The Hierarchy of Complexity

  • Multicellular Organism: Made up of organ systems.
  • Organ Systems: Composed of organs, which are structures made of tissues.
  • Organs: Consist of more than one type of tissue.
  • Tissues: Groups of similar cells performing a particular function.
  • Cells: Basic unit of life, made of organelles.
  • Organelles: Microscopic structures within cells, composed of molecules.
  • Macromolecules: Large molecules formed from collections of smaller molecules with repeating subunits.

Homeostasis

  • Definition: Homeostasis is the body's ability to maintain stable internal conditions.
  • Mechanism: The body detects changes, activates mechanisms to oppose these changes, thereby maintaining internal stability.

Negative Feedback Loop

  • Function: The body senses a change and activates mechanisms to reverse it, achieving dynamic equilibrium.
  • Example of Negative Feedback: Regulation of body temperature.
    • Process:
    1. Room temperature drops to 66°F (19°C).
    2. Thermostat activates the furnace.
    3. Thermostat shuts off once room is warmed to the desired temperature.
    4. Room cools down again, and the cycle repeats.

Regulating Blood Temperature

  • Brain Function: Senses blood temperature changes.
    • If too warm, vasodilation occurs in skin blood vessels, and sweating begins (heat-losing mechanism).
    • If too cold, vasoconstriction occurs, and shivering begins (heat-gaining mechanism).
  • Set Points:
    • Typical core body temperature set at 37.0 °C (98.6 °F) with limits such as 36.5 °C (97.7 °F) and 37.5 °C (99.5 °F).

Loss of Homeostatic Control

  • Implications: Loss of homeostasis can lead to illness or death.
  • Pathophysiology: Study of unstable conditions that arise when homeostatic controls malfunction.

Homeostasis and Negative Feedback: Postural Changes

  • Process:
    1. Sitting up in bed decreases blood pressure in the upper body, detected by baroreceptors.
    2. Baroreceptors send signals to the cardiac center of the brainstem.
    3. Cardiac center increases heart rate to restore blood pressure.
  • Consequences: Failure of the feedback loop can cause dizziness, especially in the elderly.

Components of Feedback Loop

  • Receptor: Senses change in the body (e.g., stretch receptors monitoring blood pressure).
  • Integrating (Control) Center: Processes sensory information—makes decisions and directs responses (e.g., cardiac center of the brain).
  • Effector: Executes corrective actions to restore homeostasis (e.g., cell or organ).

Positive Feedback and Rapid Change

  • Definition: A self-amplifying cycle that produces greater change in the same direction, with the feedback loop repeating itself.
  • Examples: Normal processes such as childbirth, blood clotting, protein digestion, fever, and generation of nerve signals.

Childbirth Example of Positive Feedback Loop

  1. The fetus pushes against the cervix, stimulating nerve endings.
  2. The pituitary gland secretes oxytocin, causing the uterus to contract and push the fetus further down, amplifying the cycle.

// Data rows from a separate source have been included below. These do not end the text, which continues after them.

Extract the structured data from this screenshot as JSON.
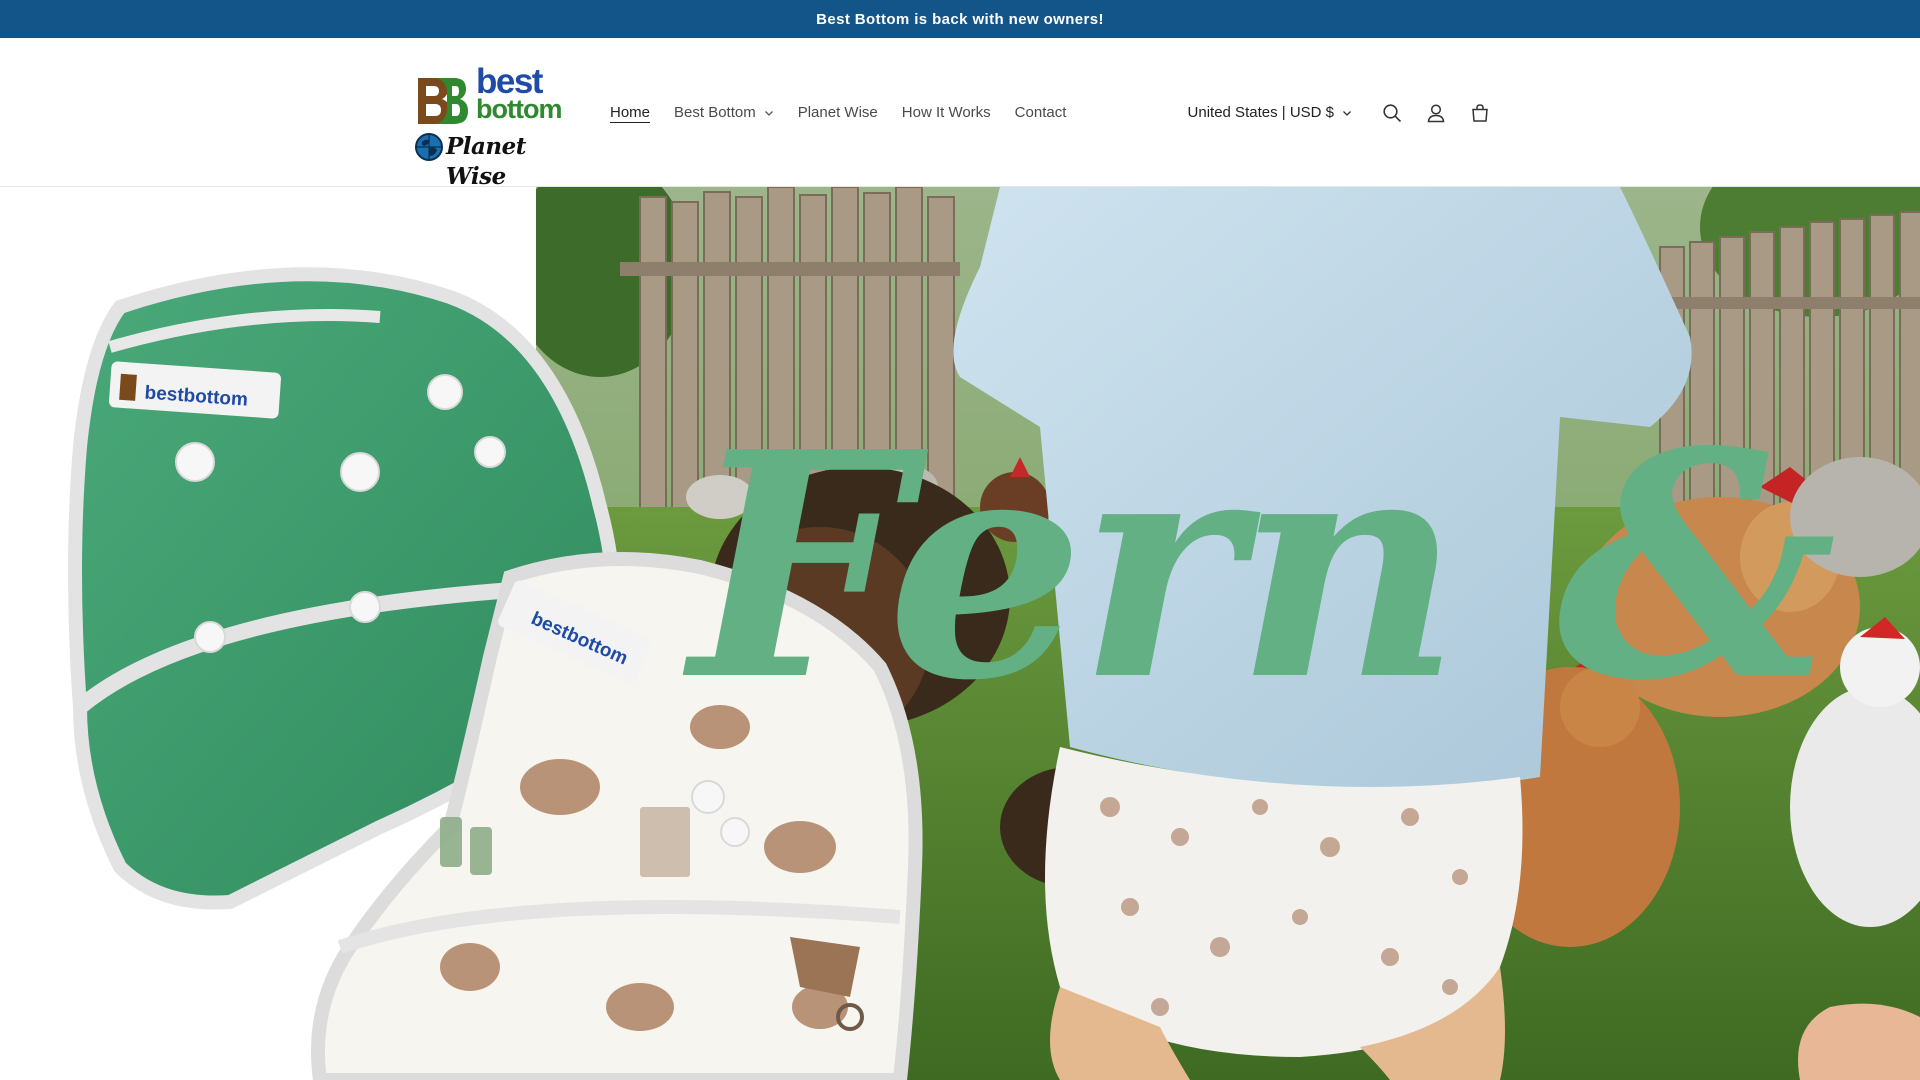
{
  "announcement": {
    "text": "Best Bottom is back with new owners!"
  },
  "logo": {
    "word_best": "best",
    "word_bottom": "bottom",
    "word_planet_wise": "Planet Wise"
  },
  "nav": {
    "items": [
      {
        "label": "Home",
        "active": true
      },
      {
        "label": "Best Bottom",
        "has_dropdown": true
      },
      {
        "label": "Planet Wise"
      },
      {
        "label": "How It Works"
      },
      {
        "label": "Contact"
      }
    ]
  },
  "header_utils": {
    "country_selector": "United States | USD $",
    "icons": [
      "search-icon",
      "account-icon",
      "cart-icon"
    ]
  },
  "hero": {
    "title": "Fern &",
    "title_color": "#62b084",
    "diaper_tag_text": "bestbottom"
  },
  "colors": {
    "announcement_bg": "#135589",
    "brand_blue": "#1f4aa6",
    "brand_green": "#2f8a2f",
    "brand_brown": "#7a4a1c"
  }
}
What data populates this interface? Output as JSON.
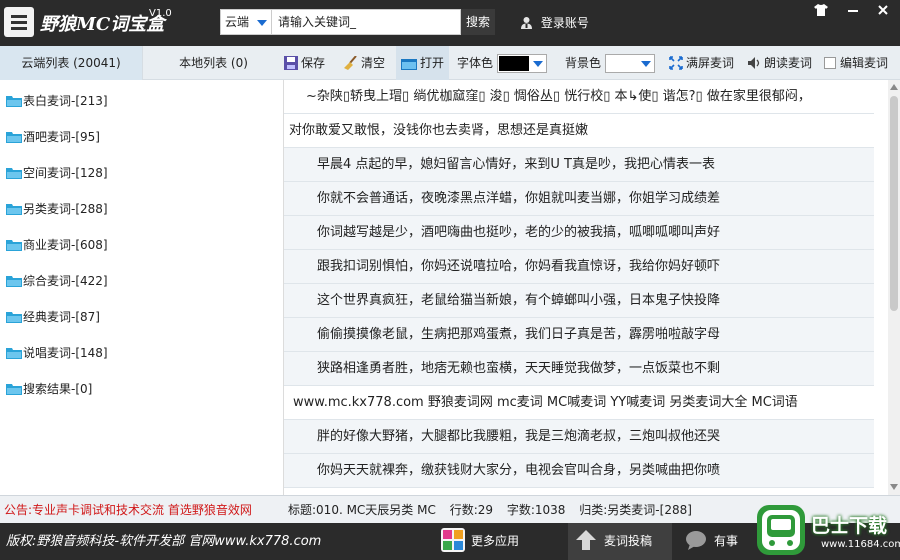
{
  "app": {
    "title": "野狼MC词宝盒",
    "version": "V1.0",
    "window_controls": [
      "shirt-icon",
      "minimize-icon",
      "close-icon"
    ]
  },
  "search": {
    "source": "云端",
    "placeholder": "请输入关键词",
    "value": "请输入关键词_",
    "button": "搜索"
  },
  "account": {
    "login": "登录账号"
  },
  "left_tabs": {
    "cloud": "云端列表 (20041)",
    "local": "本地列表 (0)"
  },
  "categories": [
    "表白麦词-[213]",
    "酒吧麦词-[95]",
    "空间麦词-[128]",
    "另类麦词-[288]",
    "商业麦词-[608]",
    "综合麦词-[422]",
    "经典麦词-[87]",
    "说唱麦词-[148]",
    "搜索结果-[0]"
  ],
  "toolbar": {
    "save": "保存",
    "clear": "清空",
    "open": "打开",
    "font_color_label": "字体色",
    "font_color": "#000000",
    "bg_color_label": "背景色",
    "bg_color": "#ffffff",
    "fullscreen": "满屏麦词",
    "read": "朗读麦词",
    "edit": "编辑麦词",
    "edit_checked": false
  },
  "content_lines": [
    "~杂陕▯轿曳上瑁▯ 绱优枷窳窪▯ 浚▯ 惆俗丛▯ 恍行校▯ 本↳使▯ 谐怎?▯      做在家里很郁闷，",
    "对你敢爱又敢恨，没钱你也去卖肾，思想还是真挺嫩",
    "早晨4 点起的早，媳妇留言心情好，来到U T真是吵，我把心情表一表",
    "你就不会普通话，夜晚漆黑点洋蜡，你姐就叫麦当娜，你姐学习成绩差",
    "你词越写越是少，酒吧嗨曲也挺吵，老的少的被我搞，呱唧呱唧叫声好",
    "跟我扣词别惧怕，你妈还说嘻拉哈，你妈看我直惊讶，我给你妈好顿吓",
    "这个世界真疯狂，老鼠给猫当新娘，有个蟑螂叫小强，日本鬼子快投降",
    "偷偷摸摸像老鼠，生病把那鸡蛋煮，我们日子真是苦，霹雳啪啦敲字母",
    "狭路相逢勇者胜，地痞无赖也蛮横，天天睡觉我做梦，一点饭菜也不剩",
    "www.mc.kx778.com 野狼麦词网 mc麦词 MC喊麦词 YY喊麦词 另类麦词大全 MC词语",
    "胖的好像大野猪，大腿都比我腰粗，我是三炮滴老叔，三炮叫叔他还哭",
    "你妈天天就裸奔，缴获钱财大家分，电视会官叫合身，另类喊曲把你喷"
  ],
  "status": {
    "announcement": "公告:专业声卡调试和技术交流 首选野狼音效网",
    "title": "标题:010. MC天辰另类 MC",
    "lines": "行数:29",
    "chars": "字数:1038",
    "category": "归类:另类麦词-[288]"
  },
  "footer": {
    "copyright": "版权:野狼音频科技-软件开发部 官网www.kx778.com",
    "more_apps": "更多应用",
    "upload": "麦词投稿",
    "help": "有事"
  },
  "watermark": {
    "title": "巴士下载",
    "url": "www.11684.com"
  }
}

Extreme Cases of Positive Feedback

  • Example: Fever rising above 104°F leads to an increased metabolic rate, creating more heat, which further raises body temperature until potentially fatal levels are reached (113°F).

Graphical Comparison of Positive vs. Negative Feedback

  • A diagrammatic representation that illustrates the differences in mechanisms of feedback processes over time.

Summary of Major Themes in Anatomy & Physiology

  • Review of key concepts discussed:
    • Characteristics of life.
    • Hierarchy of complexity.
    • Definition of homeostasis.
    • Examples of negative and positive feedback mechanisms.